2018 Taylor Lecture

Materials Processing for Devices

Thursday, April 5, 2018
John Freeman Auditorium, Hub - Robeson Center
Ramamoorthy Ramesh

Electric Field Control of Magnetism

Ramamoorthy Ramesh
Purnendu Chatterjee Chair Professor, Physics / Materials Science, Associate Laboratory Director, Energy Technologies, Lawrence Berkeley National Laboratory
University of California, Berkeley, CA
Abstract: 
Complex perovskite oxides exhibit a rich spectrum of functional responses, including magnetism, ferroelectricity, highly correlated electron behavior, superconductivity, etc. The basic materials physics of such materials provide the ideal playground for interdisciplinary scientific exploration with an eye towards real applications. Over the past decade the oxide community has been exploring the science of such materials as crystals and in thin film form by creating epitaxial heterostructures and nanostructures. Among the large number of materials systems, there exists a small set of materials which exhibit multiple order parameters; these are known as multiferroics, particularly, the coexistence of ferroelectricity and some form of ordered magnetism (typically antiferromagnetism). The scientific community has been able to demonstrate electric field control of both antiferromagnetism and ferromagnetism at room temperature. Current work is focused on ultralow energy (1 attoJoule/operation) electric field manipulation of magnetism as the backbone for the next generation of ultralow power electronics. In this lecture, I will describe our progress to date on this exciting possibility. The lecture will conclude with a summary of where the future research is going.
Shashank Priya

Energy Harvesting Materials and Systems

Shashank Priya
Professor, Materials Science and Engineering
Penn State
Abstract: 
Novel material properties open the possibility of developing new components and systems. These new components and systems require sustainable power source to operate. This synergy between the materials – energy – smart systems has provided the paradigm of “self-powered component and systems” for innovation driving the emergence of efficient and high performance architectures. Some examples illustrating these platforms will be provided in this presentation covering solar, thermal, magnetic field and vibration energy harvesting. The presentation will emphasize recent advances made in synthesis of magnetoelectric laminate composites through combination of aerosol deposition and laser sintering. Interface design through controlled laser annealing has opened the opportunity to achieve high coupling factors responsible for high power density under dual field excitation.
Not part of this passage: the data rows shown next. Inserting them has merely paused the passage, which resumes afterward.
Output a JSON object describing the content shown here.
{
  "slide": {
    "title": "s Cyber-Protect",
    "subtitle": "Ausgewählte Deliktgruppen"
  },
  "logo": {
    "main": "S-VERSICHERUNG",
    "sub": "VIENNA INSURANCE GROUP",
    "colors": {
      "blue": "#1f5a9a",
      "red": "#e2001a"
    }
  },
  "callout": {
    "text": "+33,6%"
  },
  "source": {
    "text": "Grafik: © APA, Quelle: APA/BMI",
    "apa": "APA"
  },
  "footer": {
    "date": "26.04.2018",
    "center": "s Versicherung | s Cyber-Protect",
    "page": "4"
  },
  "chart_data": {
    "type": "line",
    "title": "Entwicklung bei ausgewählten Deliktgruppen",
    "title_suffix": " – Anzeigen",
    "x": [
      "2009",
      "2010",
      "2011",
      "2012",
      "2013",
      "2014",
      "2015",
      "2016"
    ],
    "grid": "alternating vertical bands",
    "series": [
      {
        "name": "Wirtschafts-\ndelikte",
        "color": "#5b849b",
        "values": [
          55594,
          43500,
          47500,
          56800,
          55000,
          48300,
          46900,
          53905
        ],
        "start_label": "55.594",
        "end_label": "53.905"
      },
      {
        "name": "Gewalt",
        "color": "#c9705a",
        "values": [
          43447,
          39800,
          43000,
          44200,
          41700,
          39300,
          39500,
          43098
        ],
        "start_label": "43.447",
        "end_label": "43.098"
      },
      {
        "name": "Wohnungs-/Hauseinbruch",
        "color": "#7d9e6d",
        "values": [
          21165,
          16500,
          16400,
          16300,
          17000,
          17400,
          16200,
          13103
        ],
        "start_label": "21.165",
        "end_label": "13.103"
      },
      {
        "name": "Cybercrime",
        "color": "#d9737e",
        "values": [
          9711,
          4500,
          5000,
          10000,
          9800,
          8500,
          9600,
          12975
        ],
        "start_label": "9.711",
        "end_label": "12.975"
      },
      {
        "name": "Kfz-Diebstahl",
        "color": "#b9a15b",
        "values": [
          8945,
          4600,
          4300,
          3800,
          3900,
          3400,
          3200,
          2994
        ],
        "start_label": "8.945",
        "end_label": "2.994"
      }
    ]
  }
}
The results show that matching the interface mechanical impedance and imposing self-biased response is critical towards achieving high volumetric and power density. Using these laminates, harvesters were fabricated and integrated with wireless sensor nodes. In-depth discussion of the design, modeling and testing procedures will be provided to illustrate the strategy behind achieving high power density and efficiency in vibration, thermal and light harvesters.
Suzanne Mohney

Design of Contacts for Semiconductor Devices

Suzanne Mohney
Professor of Materials Science and Engineering and Electrical Engineering
Penn State
Abstract: 
Coming Soon.
Jun Zhu

Quantum Valley Hall Effect and Valleytronics in Bilayer Graphene

Jun Zhu
Professor of Physics
Penn State
Abstract: 
The advent of two-dimensional materials with hexagonal crystal symmetry offers a new electronic degree of freedom called valley, the manipulation and detection of which could potentially be exploited to form new many-body ground states as well as new paradigms of electronic applications. In this talk, I will describe our effort on creating and understanding valley-momentum locked quantum wires in Bernal stacked bilayer graphene. These quantum wires arise in a topological band structure of bilayer graphene created by state-of-the-art nanolithography and can carry current ballistically. They are signatures of the quantum valley Hall effect. I will also demonstrate the operations of a valley valve and a tunable electron beam splitter, which exploit the new valley degree of freedom. The high quality and versatile controls of the system open the door to many exciting possibilities.